De país de brandos
costumes, que não mata os toiros mas apenas os farpeia cristãmente, passamos a
uma amálgama de indivíduos sem carácter para quem tudo vale e tudo tem perdão.
O vento que sopra há muito que não traz boas notícias para o país que
somos. Às vezes até apetece, mesmo, pegar no vento e fugir deste lamaçal de
intrujice e de pilhagem em que medra o poder e os seus cortesãos da finança à
economia passando por labirínticas sinecuras politico-partidárias.
O “caso” do Grupo Espírito Santo – como pode um qualquer cidadão respirar
neste nosso país sem se sentir por ele ética e politicamente asfixiado? –
configura-se, aparentemente, como mais um caso de putativa associação
criminosa. Os tribunais confirmá-lo-ão, ou não. Ou deveriam fazê-lo, mas…
Ora, ao abordar, no habitual estilo soap
opera, a crítica situação ao redor do BES, o comentador político que neste
país “lava mais branco”, foi interpelado pelo seu interlocutor no sentido de
saber “Onde está o dinheiro?” – a pergunta que muitos, pelo menos eu, queriam
ver respondida. Marcelo Rebelo de Sousa não respondeu e, até, fugiu
expressamente à questão. Esta é, porém, a grande questão de todo este imbróglio
político-financeiro a qual expressa o caos em que navega a vida pública portuguesa.
Não posso ignorar, como advogado interveniente em largas centenas de
conflitos entre instituições bancárias e seus clientes, o facto de estes terem,
num primeiro momento, sido seduzidos a consumir crédito dito a pataco. Tudo
lhes era oferecido num inconsciente processo de endividamento cujos resultados têm
vindo, desde 2008, à tona. Com a crise, instalada a austeridade (para alguns), a
banca foi sempre, porém, acarinhada no espírito do neoliberalismo reinante.
Enquanto os contratos que a envolviam com o poder político eram tidos por
intocáveis, o cidadão comum viu os seus direitos, ainda que também
contratualizados com o Estado – direito a pensões, retribuição e outros – serem
destruídos pelo Governo da Troika ou a Troika do Governo.
Após esse momento de facilitismo, a banca, em geral, trocou a sedução
pela reivindicação imoral do que alegadamente lhe pertencia e, então,
iniciou-se o calvário, muitas vezes até ao último suspiro, de quantos haviam
contraído empréstimos bancários.

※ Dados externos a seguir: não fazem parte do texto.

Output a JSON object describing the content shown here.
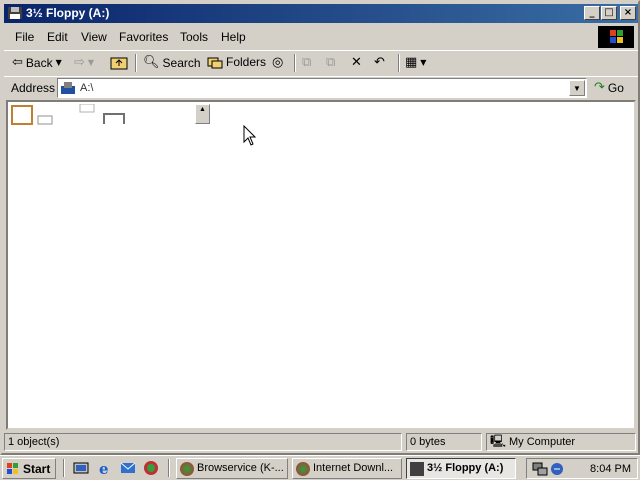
{
  "window": {
    "title": "3½ Floppy (A:)",
    "title_controls": {
      "minimize": "_",
      "maximize": "□",
      "close": "×"
    }
  },
  "menubar": {
    "items": [
      "File",
      "Edit",
      "View",
      "Favorites",
      "Tools",
      "Help"
    ]
  },
  "toolbar": {
    "back_label": "Back",
    "search_label": "Search",
    "folders_label": "Folders"
  },
  "address": {
    "label": "Address",
    "value": "A:\\",
    "go_label": "Go"
  },
  "statusbar": {
    "objects": "1 object(s)",
    "size": "0 bytes",
    "zone": "My Computer"
  },
  "taskbar": {
    "start_label": "Start",
    "tasks": [
      {
        "label": "Browservice (K-...",
        "active": false
      },
      {
        "label": "Internet Downl...",
        "active": false
      },
      {
        "label": "3½ Floppy (A:)",
        "active": true
      }
    ],
    "clock": "8:04 PM"
  },
  "colors": {
    "titlebar_start": "#0a246a",
    "titlebar_end": "#3a6ea5",
    "face": "#d4d0c8"
  }
}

Insolvências sem fim e despejos sem limites
foram, e ainda são, o preço que vai sendo pago por quaisquer empréstimos
incumpridos.
Alguns banqueiros, em conúbio com interesses partidários inconfessáveis e
seus servidores ou utilizadores, são responsáveis primeiros pelo desconcerto
das finanças públicas. Muitos o sabem por experiência pessoal e, outros, por
dever de ofício, mas ninguém tem coragem de ir ao âmago dos problemas e atacar
o mal na raiz.
Se as autoridades seguissem o cherne, isto é, o itinerário dos dinheiros
confiados e desbaratados por esses políticos-banqueiros apátridas talvez muito
mais se viesse a saber sobre esta democracia folclórica em que nos debatemos
sem um destino à nossa frente, com cada vez mais folclore e menos democracia.
De país de brandos costumes, que não mata os toiros mas apenas os farpeia
cristãmente, passamos a uma amálgama de indivíduos sem carácter para quem tudo
vale e tudo tem perdão. Venham mais uns milhões da UE e tudo o mais será
esquecido.
Neste contexto é desolador, também, contemplar a passividade da Justiça.
Lenta, incompetente (subtilmente desativada pelo poder executivo), mole,
egoísta, já não é, como deveria ser, a esperança dos oprimidos.
Tudo isto é triste, tudo isto é fado!